I think you can see from this minimum usage we were still went over our 1 gallon per day per person.
How did you heat the water?
This was difficult. As soon as the water was heated it was used up. We used fireplaces and cook stoves, galvanized buckets were invaluable for this. Also heavy pans are a must to withstand the high heat of open flame. We also felt we needed to find something to suspend a pot rather that having it right in the fire.
Was your stored water ok to drink?
It was, but we trade it out every 6 months. Some was a little flat, but we just shook it. She water storage article for more on this.
How did you wash clothes?
To do the smaller lighter fabric we used a toilet plunger like an agitator in a washing machine and it worked quite well. For jeans and heavy fabrics you would have to have a washboard. Laundry soap is really hard on hands. You need some kind of gloves or lots of lotion.

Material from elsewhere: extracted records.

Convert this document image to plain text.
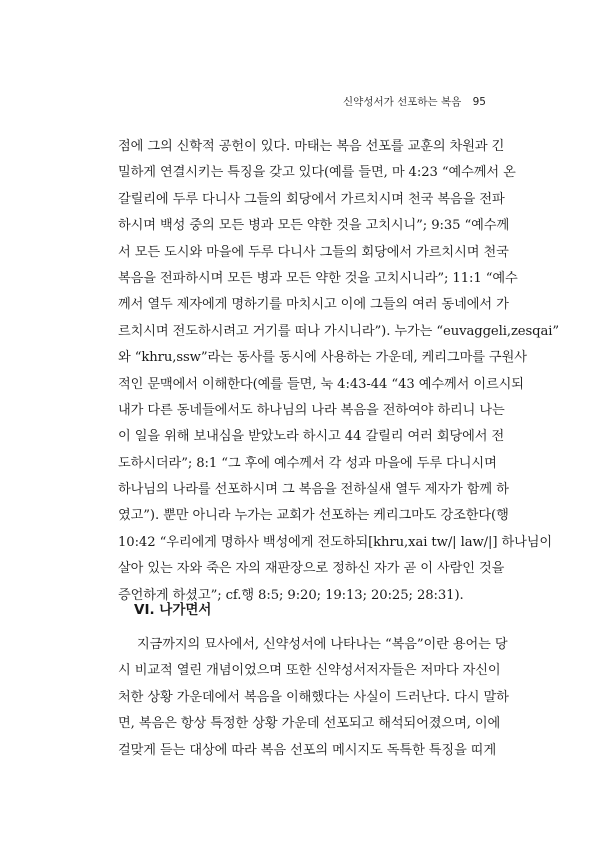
신약성서가 선포하는 복음 95
점에 그의 신학적 공헌이 있다. 마태는 복음 선포를 교훈의 차원과 긴
밀하게 연결시키는 특징을 갖고 있다(예를 들면, 마 4:23 “예수께서 온
갈릴리에 두루 다니사 그들의 회당에서 가르치시며 천국 복음을 전파
하시며 백성 중의 모든 병과 모든 약한 것을 고치시니”; 9:35 “예수께
서 모든 도시와 마을에 두루 다니사 그들의 회당에서 가르치시며 천국
복음을 전파하시며 모든 병과 모든 약한 것을 고치시니라”; 11:1 “예수
께서 열두 제자에게 명하기를 마치시고 이에 그들의 여러 동네에서 가
르치시며 전도하시려고 거기를 떠나 가시니라”). 누가는 “euvaggeli,zesqai”
와 “khru,ssw”라는 동사를 동시에 사용하는 가운데, 케리그마를 구원사
적인 문맥에서 이해한다(예를 들면, 눅 4:43-44 “43 예수께서 이르시되
내가 다른 동네들에서도 하나님의 나라 복음을 전하여야 하리니 나는
이 일을 위해 보내심을 받았노라 하시고 44 갈릴리 여러 회당에서 전
도하시더라”; 8:1 “그 후에 예수께서 각 성과 마을에 두루 다니시며
하나님의 나라를 선포하시며 그 복음을 전하실새 열두 제자가 함께 하
였고”). 뿐만 아니라 누가는 교회가 선포하는 케리그마도 강조한다(행
10:42 “우리에게 명하사 백성에게 전도하되[khru,xai tw/| law/|] 하나님이
살아 있는 자와 죽은 자의 재판장으로 정하신 자가 곧 이 사람인 것을
증언하게 하셨고”; cf.행 8:5; 9:20; 19:13; 20:25; 28:31).
VI. 나가면서
지금까지의 묘사에서, 신약성서에 나타나는 “복음”이란 용어는 당
시 비교적 열린 개념이었으며 또한 신약성서저자들은 저마다 자신이
처한 상황 가운데에서 복음을 이해했다는 사실이 드러난다. 다시 말하
면, 복음은 항상 특정한 상황 가운데 선포되고 해석되어졌으며, 이에
걸맞게 듣는 대상에 따라 복음 선포의 메시지도 독특한 특징을 띠게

What are the things you need to purchase?
Toilet plunger for laundry
More hot pads.
Big container to hold water if it had to be brought from long distance
Some type of wagon to put that barrel or container in to transport it.
One thing we learned is how valuable water is, literally not one drop was wasted.Independent of one another all evaluation forms said each family wanted to store much more than recommended.